For reasons that I cannot even begin to comprehend, this small masterpiece has evaded commercial video issue in the years since its release, despite an all-too-brief VHS appearance in England, years ago (though a low-grade Spanish DVD transfer is now apparently available in some outlets). The movie has dodged cable airplay for years as well; the last time that I can remember it running consistently (and believe me, I’ve looked) was on the Jonathan Sehring-run Bravo back in the early-mid 1990s. But this month, Turner Classic Movies will air it once again, on Friday, April 17th at 10pm, thanks to the input of one of their guest programmers. And this one, in particular, is worth whatever effort it takes to snag a decent copy.
Jean Simmons (The Blue Lagoon, Elmer Gantry) stars as Vicky Barton, a British girl on holiday in Paris for the 1889 Exhibition/World’s Fair – an event hallmarked by the launch of the Eiffel Tower. She arrives with her brother John (David Tomlinson of Mary Poppins), and the two enjoy a colorful evening on the town, but when Vicky comes to at her hotel the next morning, John has completely vanished. Not only do the odd hoteliers deny his existence, but the room itself has vanished as well. This naturally drives Vicky around the bend with frustration. What exactly is happening here? In time, she teams up with a local artist, George Hathaway (Dirk Bogarde) who promises to help her get to the bottom of it.

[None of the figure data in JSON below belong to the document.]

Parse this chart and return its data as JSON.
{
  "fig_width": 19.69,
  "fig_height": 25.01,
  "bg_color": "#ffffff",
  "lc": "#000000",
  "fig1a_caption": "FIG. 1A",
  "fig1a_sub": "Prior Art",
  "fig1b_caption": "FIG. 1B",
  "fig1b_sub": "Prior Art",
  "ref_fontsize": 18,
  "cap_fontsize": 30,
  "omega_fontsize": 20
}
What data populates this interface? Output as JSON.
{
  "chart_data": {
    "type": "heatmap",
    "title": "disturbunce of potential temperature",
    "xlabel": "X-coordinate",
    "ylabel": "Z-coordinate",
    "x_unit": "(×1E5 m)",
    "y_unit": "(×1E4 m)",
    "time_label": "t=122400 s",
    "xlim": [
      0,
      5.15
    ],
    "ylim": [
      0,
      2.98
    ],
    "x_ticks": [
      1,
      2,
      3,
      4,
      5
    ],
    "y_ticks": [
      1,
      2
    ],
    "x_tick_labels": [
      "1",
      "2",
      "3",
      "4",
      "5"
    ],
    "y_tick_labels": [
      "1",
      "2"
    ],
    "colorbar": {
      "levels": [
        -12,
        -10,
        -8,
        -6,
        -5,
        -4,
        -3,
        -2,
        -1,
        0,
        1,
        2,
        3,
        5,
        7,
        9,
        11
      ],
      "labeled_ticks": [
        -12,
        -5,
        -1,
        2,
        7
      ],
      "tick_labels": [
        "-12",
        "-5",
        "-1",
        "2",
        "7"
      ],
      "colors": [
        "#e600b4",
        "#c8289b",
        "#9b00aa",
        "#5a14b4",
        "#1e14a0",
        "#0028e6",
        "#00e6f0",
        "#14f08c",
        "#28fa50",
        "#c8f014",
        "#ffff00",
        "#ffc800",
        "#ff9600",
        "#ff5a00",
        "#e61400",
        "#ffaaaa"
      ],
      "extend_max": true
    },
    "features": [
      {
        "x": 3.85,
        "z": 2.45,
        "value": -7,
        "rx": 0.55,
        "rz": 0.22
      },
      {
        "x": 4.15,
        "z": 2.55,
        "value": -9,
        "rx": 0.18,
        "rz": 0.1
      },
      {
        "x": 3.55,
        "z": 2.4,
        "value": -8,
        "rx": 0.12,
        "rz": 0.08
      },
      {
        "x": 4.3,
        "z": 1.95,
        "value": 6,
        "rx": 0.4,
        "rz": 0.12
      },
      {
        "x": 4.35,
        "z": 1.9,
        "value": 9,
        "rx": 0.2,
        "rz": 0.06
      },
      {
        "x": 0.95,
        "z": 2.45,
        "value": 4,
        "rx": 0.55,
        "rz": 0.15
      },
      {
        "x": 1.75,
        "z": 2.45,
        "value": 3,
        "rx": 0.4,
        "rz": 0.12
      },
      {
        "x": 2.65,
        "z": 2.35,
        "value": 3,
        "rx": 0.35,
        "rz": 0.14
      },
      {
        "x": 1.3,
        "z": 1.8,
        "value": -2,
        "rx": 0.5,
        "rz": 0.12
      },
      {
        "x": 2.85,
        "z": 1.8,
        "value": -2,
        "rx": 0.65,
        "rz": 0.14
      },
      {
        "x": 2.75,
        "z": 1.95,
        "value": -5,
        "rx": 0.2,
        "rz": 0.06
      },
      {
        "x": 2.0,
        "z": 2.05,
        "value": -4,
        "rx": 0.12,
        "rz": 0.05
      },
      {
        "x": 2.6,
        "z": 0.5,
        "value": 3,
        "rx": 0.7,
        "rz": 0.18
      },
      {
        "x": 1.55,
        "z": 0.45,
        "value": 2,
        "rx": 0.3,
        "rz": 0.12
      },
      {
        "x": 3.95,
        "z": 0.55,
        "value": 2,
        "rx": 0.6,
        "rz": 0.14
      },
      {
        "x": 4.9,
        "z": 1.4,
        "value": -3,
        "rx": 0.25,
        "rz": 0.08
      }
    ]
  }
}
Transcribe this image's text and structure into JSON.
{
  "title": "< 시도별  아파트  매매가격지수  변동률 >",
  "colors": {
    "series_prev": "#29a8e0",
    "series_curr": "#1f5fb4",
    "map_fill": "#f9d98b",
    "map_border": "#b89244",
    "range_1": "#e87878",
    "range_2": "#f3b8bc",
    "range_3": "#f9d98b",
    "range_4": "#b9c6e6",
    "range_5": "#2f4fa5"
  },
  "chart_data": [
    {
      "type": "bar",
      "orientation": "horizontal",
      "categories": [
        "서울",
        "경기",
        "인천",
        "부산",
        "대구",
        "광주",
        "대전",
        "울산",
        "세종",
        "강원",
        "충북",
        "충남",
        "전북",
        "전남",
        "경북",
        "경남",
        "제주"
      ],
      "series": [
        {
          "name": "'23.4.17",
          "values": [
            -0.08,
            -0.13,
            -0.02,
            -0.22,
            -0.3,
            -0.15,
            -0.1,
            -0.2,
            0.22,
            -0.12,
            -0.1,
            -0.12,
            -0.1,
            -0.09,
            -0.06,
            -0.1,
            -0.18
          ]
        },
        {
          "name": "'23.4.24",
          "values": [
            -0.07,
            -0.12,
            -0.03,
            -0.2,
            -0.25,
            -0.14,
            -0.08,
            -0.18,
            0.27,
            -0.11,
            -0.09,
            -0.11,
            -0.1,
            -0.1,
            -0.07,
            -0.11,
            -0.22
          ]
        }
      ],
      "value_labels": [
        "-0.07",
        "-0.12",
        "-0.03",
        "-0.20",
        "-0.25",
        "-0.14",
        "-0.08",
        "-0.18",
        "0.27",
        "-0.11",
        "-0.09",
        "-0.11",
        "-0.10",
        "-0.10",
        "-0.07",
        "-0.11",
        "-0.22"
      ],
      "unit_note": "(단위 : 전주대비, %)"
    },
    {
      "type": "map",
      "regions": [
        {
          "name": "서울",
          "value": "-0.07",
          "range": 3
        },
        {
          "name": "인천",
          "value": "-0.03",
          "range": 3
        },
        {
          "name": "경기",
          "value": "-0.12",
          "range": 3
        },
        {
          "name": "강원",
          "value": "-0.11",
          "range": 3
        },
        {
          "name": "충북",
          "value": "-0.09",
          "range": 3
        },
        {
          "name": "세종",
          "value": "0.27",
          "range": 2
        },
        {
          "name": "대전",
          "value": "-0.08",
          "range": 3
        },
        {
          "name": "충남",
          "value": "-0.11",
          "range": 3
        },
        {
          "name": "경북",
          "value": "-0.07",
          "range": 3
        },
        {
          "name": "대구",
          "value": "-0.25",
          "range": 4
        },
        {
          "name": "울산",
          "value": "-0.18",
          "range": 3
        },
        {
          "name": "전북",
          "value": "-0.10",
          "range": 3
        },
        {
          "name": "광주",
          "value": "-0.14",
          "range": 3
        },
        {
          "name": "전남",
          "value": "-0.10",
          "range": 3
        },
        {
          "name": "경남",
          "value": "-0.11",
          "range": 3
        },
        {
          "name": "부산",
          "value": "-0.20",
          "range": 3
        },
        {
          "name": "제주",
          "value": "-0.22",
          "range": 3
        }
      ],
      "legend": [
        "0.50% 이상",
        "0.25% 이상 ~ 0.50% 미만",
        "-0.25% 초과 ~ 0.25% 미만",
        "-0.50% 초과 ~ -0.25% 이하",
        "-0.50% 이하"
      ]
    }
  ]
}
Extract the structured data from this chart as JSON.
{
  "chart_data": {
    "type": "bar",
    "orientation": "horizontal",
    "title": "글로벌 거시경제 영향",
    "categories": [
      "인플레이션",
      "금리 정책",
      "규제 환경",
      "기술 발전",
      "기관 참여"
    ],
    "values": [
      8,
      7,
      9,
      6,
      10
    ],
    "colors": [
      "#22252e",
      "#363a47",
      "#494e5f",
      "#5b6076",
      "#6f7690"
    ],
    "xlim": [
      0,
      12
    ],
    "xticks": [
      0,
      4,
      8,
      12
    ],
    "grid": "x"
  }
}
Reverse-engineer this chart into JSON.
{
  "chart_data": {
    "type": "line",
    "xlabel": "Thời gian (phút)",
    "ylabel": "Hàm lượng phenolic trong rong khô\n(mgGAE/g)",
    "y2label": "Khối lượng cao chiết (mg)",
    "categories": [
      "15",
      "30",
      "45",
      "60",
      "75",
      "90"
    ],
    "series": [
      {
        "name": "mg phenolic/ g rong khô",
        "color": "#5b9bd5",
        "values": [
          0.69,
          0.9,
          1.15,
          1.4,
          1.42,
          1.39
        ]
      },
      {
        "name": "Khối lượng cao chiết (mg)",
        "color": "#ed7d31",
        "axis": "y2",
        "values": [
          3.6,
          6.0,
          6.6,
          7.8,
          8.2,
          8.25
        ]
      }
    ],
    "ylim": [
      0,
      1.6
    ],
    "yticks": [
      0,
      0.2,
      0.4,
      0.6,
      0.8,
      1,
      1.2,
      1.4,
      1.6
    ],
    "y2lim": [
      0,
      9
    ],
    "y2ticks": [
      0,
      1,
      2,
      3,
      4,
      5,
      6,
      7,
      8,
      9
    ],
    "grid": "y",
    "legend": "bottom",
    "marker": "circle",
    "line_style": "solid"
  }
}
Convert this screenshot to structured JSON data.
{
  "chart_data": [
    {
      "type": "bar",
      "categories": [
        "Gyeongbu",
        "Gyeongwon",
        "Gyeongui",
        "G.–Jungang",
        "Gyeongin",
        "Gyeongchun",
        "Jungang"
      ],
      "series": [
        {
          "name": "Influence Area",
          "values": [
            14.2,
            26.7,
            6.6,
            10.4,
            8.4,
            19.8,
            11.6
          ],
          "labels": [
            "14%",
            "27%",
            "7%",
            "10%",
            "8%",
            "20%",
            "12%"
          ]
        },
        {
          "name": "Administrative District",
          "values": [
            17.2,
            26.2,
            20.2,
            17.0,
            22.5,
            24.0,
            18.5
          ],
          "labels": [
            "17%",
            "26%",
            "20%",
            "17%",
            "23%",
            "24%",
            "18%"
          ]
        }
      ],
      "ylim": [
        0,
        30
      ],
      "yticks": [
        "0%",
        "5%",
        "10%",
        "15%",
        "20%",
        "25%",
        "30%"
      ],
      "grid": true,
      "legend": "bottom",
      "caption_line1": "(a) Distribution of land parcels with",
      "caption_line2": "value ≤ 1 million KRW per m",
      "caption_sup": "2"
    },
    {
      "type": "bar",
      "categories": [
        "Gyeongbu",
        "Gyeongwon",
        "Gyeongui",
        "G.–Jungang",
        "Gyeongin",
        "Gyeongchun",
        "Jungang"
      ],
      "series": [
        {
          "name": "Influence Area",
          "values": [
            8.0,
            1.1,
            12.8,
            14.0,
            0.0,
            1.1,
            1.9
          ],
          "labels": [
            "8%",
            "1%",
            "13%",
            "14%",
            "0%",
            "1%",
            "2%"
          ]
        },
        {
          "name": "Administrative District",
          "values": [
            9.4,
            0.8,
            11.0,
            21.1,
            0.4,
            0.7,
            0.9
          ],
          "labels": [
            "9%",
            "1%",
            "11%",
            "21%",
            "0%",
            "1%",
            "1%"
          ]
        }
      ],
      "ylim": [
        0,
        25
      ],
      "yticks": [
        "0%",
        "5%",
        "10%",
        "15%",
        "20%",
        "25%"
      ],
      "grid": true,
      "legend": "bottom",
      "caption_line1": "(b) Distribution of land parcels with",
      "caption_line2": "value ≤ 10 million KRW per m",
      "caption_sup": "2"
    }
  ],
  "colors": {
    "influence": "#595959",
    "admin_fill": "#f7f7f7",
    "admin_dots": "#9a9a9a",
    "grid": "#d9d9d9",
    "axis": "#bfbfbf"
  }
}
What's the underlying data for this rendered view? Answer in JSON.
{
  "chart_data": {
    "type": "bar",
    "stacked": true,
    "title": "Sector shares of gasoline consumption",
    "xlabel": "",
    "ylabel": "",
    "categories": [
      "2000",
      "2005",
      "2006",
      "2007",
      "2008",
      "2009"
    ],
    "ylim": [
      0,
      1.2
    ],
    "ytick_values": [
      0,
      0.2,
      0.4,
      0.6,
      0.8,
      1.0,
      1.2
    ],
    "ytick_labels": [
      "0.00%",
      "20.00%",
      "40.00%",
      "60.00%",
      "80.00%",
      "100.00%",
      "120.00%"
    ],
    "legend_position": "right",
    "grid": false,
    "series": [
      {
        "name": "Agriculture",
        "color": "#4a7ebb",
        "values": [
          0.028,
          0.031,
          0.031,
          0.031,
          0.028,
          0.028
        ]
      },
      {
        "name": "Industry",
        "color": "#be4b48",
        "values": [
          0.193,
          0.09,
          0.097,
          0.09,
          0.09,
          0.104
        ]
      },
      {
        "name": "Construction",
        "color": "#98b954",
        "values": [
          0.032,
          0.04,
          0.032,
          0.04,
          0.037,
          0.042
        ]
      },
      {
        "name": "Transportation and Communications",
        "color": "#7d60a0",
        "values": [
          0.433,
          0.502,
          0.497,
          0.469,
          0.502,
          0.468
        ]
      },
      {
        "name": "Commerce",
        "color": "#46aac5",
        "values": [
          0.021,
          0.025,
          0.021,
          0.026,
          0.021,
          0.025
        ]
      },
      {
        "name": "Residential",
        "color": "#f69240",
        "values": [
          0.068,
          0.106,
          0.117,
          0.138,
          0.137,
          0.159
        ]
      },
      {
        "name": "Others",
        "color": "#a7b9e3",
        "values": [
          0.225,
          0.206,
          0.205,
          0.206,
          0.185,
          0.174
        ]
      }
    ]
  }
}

To reveal more would be wildly unfair. Yes, the movie provides a solution, and it comes from way out of left field. At the wonderful denouement, you’ll understand exactly what has transpired and why it has transpired, but you’ll never see it coming. But that alone cannot account for the film’s success. Just why does this outing feel so satisfying where others along similar thematic lines fail?
Anthony Thorne authored the script, adapting his 1947 novel, and rumors abound suggesting that a variation on this disappearance did in fact occur in 1889 Paris, though if one researches it, one can find absolutely no historical evidence of such claims. No matter: that works to the film’s advantage. On one hand, Fair’s premise seems pulled directly from the hallowed halls of myth and urban legend, as a sort of version of the old wives’ tales about women being abducted from dressing rooms via a trap door or vanishing on their honeymoons and turning up in a freak show years later. But the fact that the particular solution in the movie seems 100% historically plausible sustains the viewer’s fascination with an aura of intrigue; it seems to point to a factual basis with mildly apocalyptic overtones. The movie works even on repeat viewings because it looks beyond the scope of its little mystery, giving rise to all sorts of eerie questions concerning the social climate and sub-rosa goings-on during the actual period in which it is set. The fact that Fair sits poised, then, midway between mythically-charged thriller and historical veracity goes a long way toward explaining its success. Couple this with first-rate work by the three leads, palpable atmosphere, and the film’s deep-seated respect for the intelligence of its audience, and one has something close to perfection.






I settled in to watch “So Long at the Fair” last night on TCM. Just as George and Vicky discover the concealed room, my i year old grand daughter woke up and by the time I got her back to sleep, the movie was over and I missed the ending and how the mystery was solved! PLEASE tell me the ending!!! This is driving me crazy!